Example of postoperative measurements compared to the unaffected side. Postoperative MRI of the pelvis (T1, transversal plane) of a 56-year-old patient with a chronic gluteal deficiency of the right abductor mechanism after total hip arthroplasty treated with a gluteus maximus transfer. The MRI images 11 months after surgery presenting a compensatory growth of the right musculus tensor facia lata (green) compared to the opposite and unaffected left side (red)
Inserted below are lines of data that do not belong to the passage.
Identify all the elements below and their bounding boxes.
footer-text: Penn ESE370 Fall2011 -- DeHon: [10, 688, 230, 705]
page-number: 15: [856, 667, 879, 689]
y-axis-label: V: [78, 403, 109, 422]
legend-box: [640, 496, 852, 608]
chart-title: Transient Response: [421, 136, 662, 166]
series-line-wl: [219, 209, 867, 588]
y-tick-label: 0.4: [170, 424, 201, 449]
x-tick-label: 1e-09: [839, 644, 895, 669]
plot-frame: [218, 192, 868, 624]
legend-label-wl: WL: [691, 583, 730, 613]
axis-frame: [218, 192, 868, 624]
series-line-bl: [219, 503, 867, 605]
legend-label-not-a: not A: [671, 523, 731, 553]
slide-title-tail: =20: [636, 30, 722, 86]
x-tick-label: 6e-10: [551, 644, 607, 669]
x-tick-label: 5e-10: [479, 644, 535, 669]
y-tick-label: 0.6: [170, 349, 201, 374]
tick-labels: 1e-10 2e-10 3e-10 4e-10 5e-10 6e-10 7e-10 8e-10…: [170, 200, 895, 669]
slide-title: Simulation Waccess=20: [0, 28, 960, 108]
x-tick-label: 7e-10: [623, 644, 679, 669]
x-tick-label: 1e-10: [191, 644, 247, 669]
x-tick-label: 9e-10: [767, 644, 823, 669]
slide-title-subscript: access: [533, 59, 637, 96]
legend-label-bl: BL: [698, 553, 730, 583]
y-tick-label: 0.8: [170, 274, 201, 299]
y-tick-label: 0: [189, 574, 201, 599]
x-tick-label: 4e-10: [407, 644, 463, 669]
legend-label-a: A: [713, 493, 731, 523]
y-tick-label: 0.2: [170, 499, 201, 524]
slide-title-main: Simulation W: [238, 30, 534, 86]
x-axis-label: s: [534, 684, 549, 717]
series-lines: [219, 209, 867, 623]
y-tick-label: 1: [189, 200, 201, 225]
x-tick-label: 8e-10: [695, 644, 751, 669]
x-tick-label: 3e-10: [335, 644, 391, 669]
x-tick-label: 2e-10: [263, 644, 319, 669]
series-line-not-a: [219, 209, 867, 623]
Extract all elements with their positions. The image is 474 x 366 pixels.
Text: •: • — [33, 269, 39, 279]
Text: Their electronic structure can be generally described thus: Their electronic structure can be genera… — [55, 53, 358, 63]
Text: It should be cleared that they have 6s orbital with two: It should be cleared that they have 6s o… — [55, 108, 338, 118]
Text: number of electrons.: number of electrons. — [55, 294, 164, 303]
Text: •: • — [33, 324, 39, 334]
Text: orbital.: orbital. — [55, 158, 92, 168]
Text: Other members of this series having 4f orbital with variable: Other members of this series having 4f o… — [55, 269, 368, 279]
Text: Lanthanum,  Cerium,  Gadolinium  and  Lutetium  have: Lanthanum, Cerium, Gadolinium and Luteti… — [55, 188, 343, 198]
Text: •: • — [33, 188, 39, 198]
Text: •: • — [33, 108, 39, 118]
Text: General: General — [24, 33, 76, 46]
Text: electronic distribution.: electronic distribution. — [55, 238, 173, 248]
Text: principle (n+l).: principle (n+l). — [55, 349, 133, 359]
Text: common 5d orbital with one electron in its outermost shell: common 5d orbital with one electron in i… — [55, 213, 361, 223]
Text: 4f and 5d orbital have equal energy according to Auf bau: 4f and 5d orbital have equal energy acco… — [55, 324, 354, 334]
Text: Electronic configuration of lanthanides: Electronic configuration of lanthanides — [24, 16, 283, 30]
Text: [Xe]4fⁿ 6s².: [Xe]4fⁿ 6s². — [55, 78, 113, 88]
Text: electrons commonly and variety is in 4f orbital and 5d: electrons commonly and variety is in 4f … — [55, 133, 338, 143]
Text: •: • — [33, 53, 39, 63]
Furthermore, the muscles of the abductor mechanism exhibited no significant differences in degeneration according to the Goutallier classification. The level of fatty degeneration of the Gmed muscle seemed to be reduced, although the reasons for that are unknown. A lack of further degeneration of the Gmed muscle after the procedure can be viewed as a success. The effect on the Gmax muscle throughout the preparation and elevation of the flaps has not led to a measurable further degeneration or a significant loss of its size.

Limitations

The present study has several limitations. First, this study comprises a small number of patients. Second, this study is limited due to the inhomogeneous study population with various different numbers and reasons of prior hip surgeries and a wide range in terms of patients’ age. This results in a reduced comparability of the patients. Third, different follow-up periods are limiting this study and fourth, the measurement accuracy is marginal and limited in some image slices due to the changed postoperative configuration of muscular tissue. Fourth, radiographic measurements only considered overall muscle volumes. To draw conclusion based on these measurements regarding specific muscle function might be inexact.

Conclusions

Reflecting on the functional, subjective and radiographic results of this present study, the Gmax flap transfer presents optimistic results for patients with a history of frustrating conservative treatment and advanced degeneration of the abductor mechanism. Besides fair functional results, patients reached satisfying postoperative radiographic results. No further degeneration, loss in muscle volume or flap necrosis were measurable. The results of the current study indicate that the surgical procedure may result in an increase in limping and a subsequent growth of functional muscular tissue following the operation. However, it is important to note that the surgical treatment of abductor mechanism deficiency following total hip arthroplasty continues to pose challenges in terms of treatment options for both patients and surgeons. Further prospective studies with larger and more homogeneous patient cohorts are needed to confirm these findings.